We are nearing the end of another school year–our fifth since Walt and I made the decision to educate Newt at home. Every year has been different, presenting its own particular challenges and triumphs. If I had to sum up this year in one word, that word would be change.
Around this time last year I started feeling like change was on the horizon. Newt was getting older and her needs, both socially and academically were changing. My needs were changing as well.
I felt it was necessary to add in some outside mentoring this year. Let’s be honest, I can only inspire Newt so far. She, quite naturally, has little incentive to push herself beyond her perceived limits for “just her mom.” And the few other leaders from 4H or church were ones that she had had for years. She had grown perhaps a bit too comforable in those relationships. She needed to be challenged.
And for the first time in my life as a mother, I am now trying to balance family and career. I needed to shift some of the homeschooling workload off my shoulders. Don’t get me wrong, the responsibility to ensure Newt is getting a good education is still firmly mine–I just needed to share the work.
It took much of the year, but a couple months ago we finally hit on the right mix and one that I think will carry over nicely to the fall.
For Newt’s at-home curriculum she is using Easy Peasy — All in One Homeschooling. This is a free, online curriculum that incorporates much of the classics-based learning we had enjoyed with Ambleside Online, but in a format that Newt can easily do on her own.
And does she ever. Many mornings lately, she’s been setting her alarm for 6:00 am so she can do all her schoolwork by 9:00. She then has the rest of the day to read, draw, play with her animals, or tell me she is bored. (Working on that.)

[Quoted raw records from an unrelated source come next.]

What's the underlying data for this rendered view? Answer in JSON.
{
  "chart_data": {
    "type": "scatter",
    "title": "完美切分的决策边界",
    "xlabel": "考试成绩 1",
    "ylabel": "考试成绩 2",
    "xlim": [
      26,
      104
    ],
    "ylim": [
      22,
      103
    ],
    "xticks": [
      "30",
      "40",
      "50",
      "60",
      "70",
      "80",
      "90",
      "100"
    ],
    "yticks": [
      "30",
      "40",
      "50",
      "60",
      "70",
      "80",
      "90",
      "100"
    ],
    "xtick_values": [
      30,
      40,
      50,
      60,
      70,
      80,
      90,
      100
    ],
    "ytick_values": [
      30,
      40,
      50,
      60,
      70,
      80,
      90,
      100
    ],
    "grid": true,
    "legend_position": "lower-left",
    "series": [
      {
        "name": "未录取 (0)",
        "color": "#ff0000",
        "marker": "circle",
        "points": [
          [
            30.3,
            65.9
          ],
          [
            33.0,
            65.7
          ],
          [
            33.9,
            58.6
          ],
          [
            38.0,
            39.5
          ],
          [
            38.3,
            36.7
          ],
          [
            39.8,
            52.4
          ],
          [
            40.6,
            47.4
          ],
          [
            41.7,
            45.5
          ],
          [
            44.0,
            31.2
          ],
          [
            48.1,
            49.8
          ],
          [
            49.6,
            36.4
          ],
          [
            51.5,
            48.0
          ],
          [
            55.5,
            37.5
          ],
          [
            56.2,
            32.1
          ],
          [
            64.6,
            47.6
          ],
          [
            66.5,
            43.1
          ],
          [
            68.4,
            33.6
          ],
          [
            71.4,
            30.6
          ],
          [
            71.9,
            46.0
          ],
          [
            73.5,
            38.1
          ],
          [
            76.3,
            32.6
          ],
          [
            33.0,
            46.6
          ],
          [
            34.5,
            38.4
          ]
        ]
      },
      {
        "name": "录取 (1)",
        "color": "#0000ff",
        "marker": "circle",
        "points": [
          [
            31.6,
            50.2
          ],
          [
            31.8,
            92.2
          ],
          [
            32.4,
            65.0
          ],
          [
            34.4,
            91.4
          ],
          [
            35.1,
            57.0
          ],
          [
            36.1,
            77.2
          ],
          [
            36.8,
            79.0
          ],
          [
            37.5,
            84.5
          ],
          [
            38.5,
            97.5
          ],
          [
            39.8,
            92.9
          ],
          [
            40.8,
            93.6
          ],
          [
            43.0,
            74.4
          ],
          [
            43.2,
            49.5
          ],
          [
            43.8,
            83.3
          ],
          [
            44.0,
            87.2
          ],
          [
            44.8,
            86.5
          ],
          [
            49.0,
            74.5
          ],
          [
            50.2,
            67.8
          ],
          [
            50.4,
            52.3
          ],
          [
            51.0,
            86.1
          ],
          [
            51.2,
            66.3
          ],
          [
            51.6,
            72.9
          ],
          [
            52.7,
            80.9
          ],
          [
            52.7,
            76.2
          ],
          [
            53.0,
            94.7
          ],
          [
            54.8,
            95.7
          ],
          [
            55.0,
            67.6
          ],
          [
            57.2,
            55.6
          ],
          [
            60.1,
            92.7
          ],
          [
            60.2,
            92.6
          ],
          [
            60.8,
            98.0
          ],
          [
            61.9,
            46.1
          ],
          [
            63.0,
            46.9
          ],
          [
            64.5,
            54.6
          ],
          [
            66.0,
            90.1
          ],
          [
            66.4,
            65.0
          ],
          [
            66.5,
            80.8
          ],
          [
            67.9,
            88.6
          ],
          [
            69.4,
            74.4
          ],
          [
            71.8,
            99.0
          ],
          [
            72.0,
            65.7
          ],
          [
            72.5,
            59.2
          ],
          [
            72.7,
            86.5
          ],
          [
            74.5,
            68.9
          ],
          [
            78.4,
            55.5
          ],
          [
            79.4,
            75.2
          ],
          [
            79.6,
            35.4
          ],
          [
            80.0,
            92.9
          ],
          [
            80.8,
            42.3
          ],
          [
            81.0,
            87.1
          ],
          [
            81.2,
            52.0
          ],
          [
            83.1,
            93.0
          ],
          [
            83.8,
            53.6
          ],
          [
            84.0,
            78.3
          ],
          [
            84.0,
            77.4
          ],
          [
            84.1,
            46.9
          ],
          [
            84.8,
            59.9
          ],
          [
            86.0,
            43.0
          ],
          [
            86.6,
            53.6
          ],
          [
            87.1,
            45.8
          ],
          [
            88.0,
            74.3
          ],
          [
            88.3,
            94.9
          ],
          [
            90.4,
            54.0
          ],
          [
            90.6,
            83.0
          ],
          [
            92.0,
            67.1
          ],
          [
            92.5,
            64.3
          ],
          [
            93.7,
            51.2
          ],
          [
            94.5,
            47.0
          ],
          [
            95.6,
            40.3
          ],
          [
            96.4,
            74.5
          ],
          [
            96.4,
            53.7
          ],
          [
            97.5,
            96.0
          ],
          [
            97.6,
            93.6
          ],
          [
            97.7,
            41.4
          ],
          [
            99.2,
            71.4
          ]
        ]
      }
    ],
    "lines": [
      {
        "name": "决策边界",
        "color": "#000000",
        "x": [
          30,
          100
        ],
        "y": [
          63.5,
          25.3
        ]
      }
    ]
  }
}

For math, she is doing Khan Academy at home, meeting with a weekly tutor, and taking an outside class.
The outside class, that is where the magic is happening. Once a week I drive Newt nearly 50 miles for classes at Village Home, a fabulous homeschool co-op. She is currently taking three classes there: The math class, a sewing/art class, and Hogwarts Academy (which has included potions/real chemistry in a lab, creating a scale architectural floor plan of Hogwarts, and playing Quidditch). They have all been very much worth the time and expense.
In the fall, I plan to register her for eight classes–two full days each week (and am crossing my fingers that I can carpool).
She is being challenged academically and beginning to make new social connections.
I am feeling the relief of not having to plan and execute everything, while still being certain that she is in good hands.
It has been a somewhat tumultuous year, but things are smoothing out. I think we’ve hit on the right combination–at least for now. But that’s the great and terrible thing about homeschooling: Adaptions can always be made because adaptions always need to be made.
I’m excited to see what next year will bring.
P.S. Just a reminder: All of the above refers to our own personal journey and should not be taken as commentary as “the right” way to do things. There is no one right way. It there was, this would be a lot simpler.
Do they let adults go to Hogwarts Academy? Because that seriously sounds a lot better than sitting at a desk and working all day.
I get to be the teacher’s aide. (Does that make me Filch?)
Dude, it’s FINE to be Filch as long as you’re working at The Academy! I’d settle for being an angry ghost in the bathroom.
It would be a lot simpler if there was just one way to do things… then to feel good about it. Yay for everything!